Don’t try to make sense of this. Just remember, each case stands alone. What may be a disability for one person may not be for another. This is why it’s critical to get professional advice if you encounter a potential ADA situation.

Before we get back to the Bermuda Triangle, let’s look at the Family and Medical Leave Act (FMLA). We won’t talk about Workers’ Compensation since it’s been around for a long time and most everyone knows what it is and how it works.

The FMLA, however, became effective in 1993. This federal regulation requires employers with 50 or more employees within a 75-mile radius to grant eligible employees a minimum of 12 weeks’ unpaid leave for certain family and medical situations (like pregnancy or a workers’ compensation injury) that require ongoing medical treatment. An eligible employee is one who has been employed for at least 12 months and who has worked at least 1,250 hours during the 12-month period immediately preceding the commencement of the leave. This leave does not have to be paid, but you do have to reinstate the employee at his or her same rate of pay upon return. Also, you must continue any health insurance benefits he or she was receiving at the commencement of the leave, although you can require payment for the employee’s portion.

FMLA is enforced by the U.S. Department of Labor, Wage and Hour Division. As you might imagine, many states have enacted more stringent family and medical leave laws that can apply to smaller businesses.
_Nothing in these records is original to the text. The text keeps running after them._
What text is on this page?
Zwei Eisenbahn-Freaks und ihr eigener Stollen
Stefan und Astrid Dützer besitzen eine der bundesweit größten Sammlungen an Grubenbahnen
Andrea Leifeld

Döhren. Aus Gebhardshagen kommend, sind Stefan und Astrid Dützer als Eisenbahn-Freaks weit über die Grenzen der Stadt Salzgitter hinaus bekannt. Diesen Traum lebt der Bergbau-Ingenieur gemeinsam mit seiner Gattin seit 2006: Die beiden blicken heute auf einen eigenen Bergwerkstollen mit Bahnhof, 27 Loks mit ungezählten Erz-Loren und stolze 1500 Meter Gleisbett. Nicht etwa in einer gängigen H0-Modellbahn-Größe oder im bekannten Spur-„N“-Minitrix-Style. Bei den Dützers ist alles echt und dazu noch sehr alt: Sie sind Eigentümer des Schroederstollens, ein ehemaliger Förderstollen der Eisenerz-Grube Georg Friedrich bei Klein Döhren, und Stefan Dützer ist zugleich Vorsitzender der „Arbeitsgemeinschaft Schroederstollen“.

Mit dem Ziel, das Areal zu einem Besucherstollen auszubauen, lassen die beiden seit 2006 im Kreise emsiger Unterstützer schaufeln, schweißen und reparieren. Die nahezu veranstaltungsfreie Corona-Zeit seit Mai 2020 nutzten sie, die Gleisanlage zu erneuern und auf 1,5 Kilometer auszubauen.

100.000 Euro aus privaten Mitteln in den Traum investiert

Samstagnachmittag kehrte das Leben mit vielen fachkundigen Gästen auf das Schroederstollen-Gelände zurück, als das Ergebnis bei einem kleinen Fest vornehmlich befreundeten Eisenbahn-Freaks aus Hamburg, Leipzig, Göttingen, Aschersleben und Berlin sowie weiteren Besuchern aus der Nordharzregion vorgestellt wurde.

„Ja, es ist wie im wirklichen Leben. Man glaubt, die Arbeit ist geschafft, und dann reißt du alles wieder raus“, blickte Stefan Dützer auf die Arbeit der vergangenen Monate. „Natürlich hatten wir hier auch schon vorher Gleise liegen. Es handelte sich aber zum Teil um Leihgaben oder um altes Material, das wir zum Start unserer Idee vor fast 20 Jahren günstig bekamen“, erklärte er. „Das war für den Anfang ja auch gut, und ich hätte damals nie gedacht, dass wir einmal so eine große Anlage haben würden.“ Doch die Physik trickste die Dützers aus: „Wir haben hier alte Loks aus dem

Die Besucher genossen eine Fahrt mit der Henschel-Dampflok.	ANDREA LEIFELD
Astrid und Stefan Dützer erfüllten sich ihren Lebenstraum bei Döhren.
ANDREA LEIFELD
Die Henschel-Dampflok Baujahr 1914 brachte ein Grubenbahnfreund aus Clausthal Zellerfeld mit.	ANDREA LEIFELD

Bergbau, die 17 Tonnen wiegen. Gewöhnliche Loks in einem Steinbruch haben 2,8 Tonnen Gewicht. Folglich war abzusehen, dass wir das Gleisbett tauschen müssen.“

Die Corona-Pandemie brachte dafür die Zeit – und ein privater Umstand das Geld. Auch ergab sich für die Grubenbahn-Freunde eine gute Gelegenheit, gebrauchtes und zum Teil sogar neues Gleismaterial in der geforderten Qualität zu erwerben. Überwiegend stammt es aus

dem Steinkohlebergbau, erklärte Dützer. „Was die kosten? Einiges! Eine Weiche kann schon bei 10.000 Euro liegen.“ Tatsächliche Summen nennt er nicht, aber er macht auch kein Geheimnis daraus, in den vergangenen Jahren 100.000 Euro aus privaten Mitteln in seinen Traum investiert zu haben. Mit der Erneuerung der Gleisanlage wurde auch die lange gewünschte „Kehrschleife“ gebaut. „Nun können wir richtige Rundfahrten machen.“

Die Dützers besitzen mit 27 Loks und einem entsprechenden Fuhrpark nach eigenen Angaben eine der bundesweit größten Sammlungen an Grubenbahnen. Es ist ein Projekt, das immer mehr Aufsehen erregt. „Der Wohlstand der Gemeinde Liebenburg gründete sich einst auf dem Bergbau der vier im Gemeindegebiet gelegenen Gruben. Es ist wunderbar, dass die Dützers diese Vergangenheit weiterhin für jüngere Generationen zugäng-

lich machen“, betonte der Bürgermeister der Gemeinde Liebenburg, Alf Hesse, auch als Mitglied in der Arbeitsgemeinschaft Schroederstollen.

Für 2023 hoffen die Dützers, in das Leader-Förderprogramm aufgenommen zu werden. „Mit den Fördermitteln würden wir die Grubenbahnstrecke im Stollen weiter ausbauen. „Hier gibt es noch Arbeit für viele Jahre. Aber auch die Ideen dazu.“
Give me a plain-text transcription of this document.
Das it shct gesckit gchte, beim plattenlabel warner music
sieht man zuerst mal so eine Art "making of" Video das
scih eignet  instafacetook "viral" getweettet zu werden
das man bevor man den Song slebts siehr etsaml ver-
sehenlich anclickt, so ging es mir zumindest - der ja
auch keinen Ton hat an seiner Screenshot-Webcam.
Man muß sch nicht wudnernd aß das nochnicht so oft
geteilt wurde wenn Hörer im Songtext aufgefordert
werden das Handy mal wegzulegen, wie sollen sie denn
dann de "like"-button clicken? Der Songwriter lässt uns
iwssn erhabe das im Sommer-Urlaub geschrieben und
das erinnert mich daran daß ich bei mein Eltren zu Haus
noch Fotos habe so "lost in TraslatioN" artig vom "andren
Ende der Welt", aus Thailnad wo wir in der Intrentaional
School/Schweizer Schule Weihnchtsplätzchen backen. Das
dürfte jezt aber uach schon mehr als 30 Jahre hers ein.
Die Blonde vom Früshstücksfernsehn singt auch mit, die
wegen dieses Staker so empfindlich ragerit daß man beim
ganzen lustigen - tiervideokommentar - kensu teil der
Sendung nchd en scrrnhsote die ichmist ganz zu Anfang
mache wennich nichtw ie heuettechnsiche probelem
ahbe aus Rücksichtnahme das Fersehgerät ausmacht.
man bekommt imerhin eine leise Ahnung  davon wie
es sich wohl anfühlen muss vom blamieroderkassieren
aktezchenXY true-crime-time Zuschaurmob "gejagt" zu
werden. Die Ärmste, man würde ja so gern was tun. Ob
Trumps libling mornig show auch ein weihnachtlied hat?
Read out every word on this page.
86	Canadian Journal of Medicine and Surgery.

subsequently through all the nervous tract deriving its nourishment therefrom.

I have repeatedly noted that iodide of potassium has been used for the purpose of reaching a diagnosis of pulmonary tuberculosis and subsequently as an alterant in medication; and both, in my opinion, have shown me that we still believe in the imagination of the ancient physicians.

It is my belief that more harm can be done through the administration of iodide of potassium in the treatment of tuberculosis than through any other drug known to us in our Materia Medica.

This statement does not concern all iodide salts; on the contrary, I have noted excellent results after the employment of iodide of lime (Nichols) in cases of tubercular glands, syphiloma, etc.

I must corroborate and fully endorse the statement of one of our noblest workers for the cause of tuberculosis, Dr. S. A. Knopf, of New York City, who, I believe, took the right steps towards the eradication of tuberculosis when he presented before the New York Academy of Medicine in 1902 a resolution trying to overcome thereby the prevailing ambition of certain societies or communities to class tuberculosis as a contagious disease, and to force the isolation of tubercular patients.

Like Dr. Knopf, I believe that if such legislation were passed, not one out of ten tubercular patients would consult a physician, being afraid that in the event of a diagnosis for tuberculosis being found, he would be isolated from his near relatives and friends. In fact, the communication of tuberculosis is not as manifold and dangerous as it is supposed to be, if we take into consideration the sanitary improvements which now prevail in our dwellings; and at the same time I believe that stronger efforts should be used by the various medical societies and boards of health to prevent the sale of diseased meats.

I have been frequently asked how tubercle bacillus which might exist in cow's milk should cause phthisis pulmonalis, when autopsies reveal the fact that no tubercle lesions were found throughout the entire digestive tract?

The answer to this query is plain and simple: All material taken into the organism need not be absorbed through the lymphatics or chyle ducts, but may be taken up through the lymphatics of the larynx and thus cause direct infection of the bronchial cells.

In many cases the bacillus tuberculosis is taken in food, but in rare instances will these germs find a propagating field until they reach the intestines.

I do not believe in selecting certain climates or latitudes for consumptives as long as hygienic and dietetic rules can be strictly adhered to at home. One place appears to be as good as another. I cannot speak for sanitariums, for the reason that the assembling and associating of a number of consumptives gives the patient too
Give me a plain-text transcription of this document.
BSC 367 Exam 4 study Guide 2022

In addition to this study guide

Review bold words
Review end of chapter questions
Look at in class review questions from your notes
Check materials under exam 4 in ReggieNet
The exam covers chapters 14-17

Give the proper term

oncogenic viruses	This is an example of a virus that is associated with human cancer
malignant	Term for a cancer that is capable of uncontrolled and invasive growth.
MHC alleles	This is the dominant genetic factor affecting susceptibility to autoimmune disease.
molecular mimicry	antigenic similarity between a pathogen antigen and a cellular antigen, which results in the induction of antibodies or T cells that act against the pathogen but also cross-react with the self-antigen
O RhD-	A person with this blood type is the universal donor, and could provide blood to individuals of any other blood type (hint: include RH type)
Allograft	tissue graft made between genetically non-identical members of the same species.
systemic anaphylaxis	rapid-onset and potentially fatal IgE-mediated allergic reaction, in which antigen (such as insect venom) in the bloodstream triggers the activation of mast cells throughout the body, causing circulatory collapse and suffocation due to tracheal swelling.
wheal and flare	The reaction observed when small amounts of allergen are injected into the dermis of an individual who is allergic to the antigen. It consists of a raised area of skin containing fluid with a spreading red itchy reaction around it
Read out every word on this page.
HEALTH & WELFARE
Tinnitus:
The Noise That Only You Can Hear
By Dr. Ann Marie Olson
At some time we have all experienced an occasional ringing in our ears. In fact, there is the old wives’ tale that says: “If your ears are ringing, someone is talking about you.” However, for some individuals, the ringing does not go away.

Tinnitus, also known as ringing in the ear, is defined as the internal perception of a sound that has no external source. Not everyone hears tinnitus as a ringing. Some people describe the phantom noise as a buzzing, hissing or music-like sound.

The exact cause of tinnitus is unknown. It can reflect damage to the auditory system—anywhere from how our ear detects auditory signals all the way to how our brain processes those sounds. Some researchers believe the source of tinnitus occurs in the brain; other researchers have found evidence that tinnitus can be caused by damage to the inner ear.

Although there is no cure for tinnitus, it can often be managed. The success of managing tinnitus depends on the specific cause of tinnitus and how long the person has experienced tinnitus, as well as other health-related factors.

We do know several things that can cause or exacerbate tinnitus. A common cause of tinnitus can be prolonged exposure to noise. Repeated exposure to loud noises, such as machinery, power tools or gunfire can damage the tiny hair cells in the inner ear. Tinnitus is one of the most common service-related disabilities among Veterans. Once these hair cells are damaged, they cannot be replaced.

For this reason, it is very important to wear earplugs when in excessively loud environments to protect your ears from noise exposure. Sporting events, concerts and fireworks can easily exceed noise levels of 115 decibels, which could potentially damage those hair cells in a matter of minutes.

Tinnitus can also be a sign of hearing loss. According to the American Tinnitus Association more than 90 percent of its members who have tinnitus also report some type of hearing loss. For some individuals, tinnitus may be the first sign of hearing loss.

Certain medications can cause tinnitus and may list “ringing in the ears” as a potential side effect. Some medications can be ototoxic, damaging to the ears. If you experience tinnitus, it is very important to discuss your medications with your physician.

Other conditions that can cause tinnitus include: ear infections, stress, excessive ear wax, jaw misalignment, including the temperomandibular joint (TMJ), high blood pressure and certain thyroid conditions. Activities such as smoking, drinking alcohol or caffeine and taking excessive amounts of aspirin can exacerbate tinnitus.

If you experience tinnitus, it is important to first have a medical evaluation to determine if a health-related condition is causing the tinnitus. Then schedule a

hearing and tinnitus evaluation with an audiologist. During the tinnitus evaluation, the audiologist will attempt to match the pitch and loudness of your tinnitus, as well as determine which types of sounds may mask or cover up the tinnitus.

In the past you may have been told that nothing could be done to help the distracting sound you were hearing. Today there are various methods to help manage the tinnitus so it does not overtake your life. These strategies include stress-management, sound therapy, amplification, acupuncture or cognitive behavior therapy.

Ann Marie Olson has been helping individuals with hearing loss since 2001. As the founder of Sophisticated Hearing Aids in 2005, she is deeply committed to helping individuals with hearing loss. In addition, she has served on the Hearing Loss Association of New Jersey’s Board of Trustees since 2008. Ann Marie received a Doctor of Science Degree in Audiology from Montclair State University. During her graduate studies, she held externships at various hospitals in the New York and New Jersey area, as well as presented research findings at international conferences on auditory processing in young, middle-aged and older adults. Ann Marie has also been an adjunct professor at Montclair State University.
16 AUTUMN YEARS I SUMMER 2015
So, the big question is: How do you handle employees with job-related injuries who are eligible for FMLA and who may also have a disability?

TEN POINTS. To make your way through the ADA/WC/FMLA Bermuda Triangle, consider these ten points:

1. If the workers’ compensation leave extends beyond three days, initiate the FMLA leave process for eligible employees. This is a critical point because employers cannot go back and retroactively apply FMLA. The leave must be designated up front by the employer and proper FMLA forms must be completed. FMLA leave can and should run concurrently with Workers’ Compensation. Otherwise, you may find yourself granting an FMLA leave on top of previous leave. (This is called "leave-stacking" and you want to avoid it at all costs.)

2. Your obligation under ADA to reasonably accommodate an injured worker continues throughout the claim process and family or medical leave.

3. Decisions regarding the return to work and "light duty" assignments for injured workers must be made with an understanding of ADA and FMLA obligations.

4. Restricting light-duty positions to occupationally injured employees who return to work could result in an ADA violation.

5. All injured workers are not covered by ADA; they must first meet the definition of a qualified person with a disability.

6. Negative attitudes toward injured workers can create the perception of a disability that, in turn, can create an ADA liability.

7. All employment-related decisions about an individual with a disability must be made case by case. "Blanket" return-to-work policies are not acceptable.

8. Not allowing employees to return to work until they are 100 percent recovered ("full release") could be viewed as failure to reasonably accommodate under ADA.

9. Consider bringing an injured employee back to work on a Thursday, so they ease back into work with only two days before the weekend. This can alleviate situations where they revert back to collecting workers’ compensation because they cannot work a full workweek.

10. Designate someone in your company (typically, a human resources representative) to keep the lines of communication open with employees who are out on FMLA and WC leaves. Litigation often stems from a failure to communicate with employees i.e., if they feel forgotten or mistreated and become angry.

CONCLUSION. The moral of the story is tread carefully in deep water. Call for help when you’re faced with a potential ADA/WC/FMLA situation. In addition to addressing the requirements of these three regulations, you want to review state regulations along with health insurance and disability obligations. Your HR manager or a trained professional can help keep you afloat in such murky waters!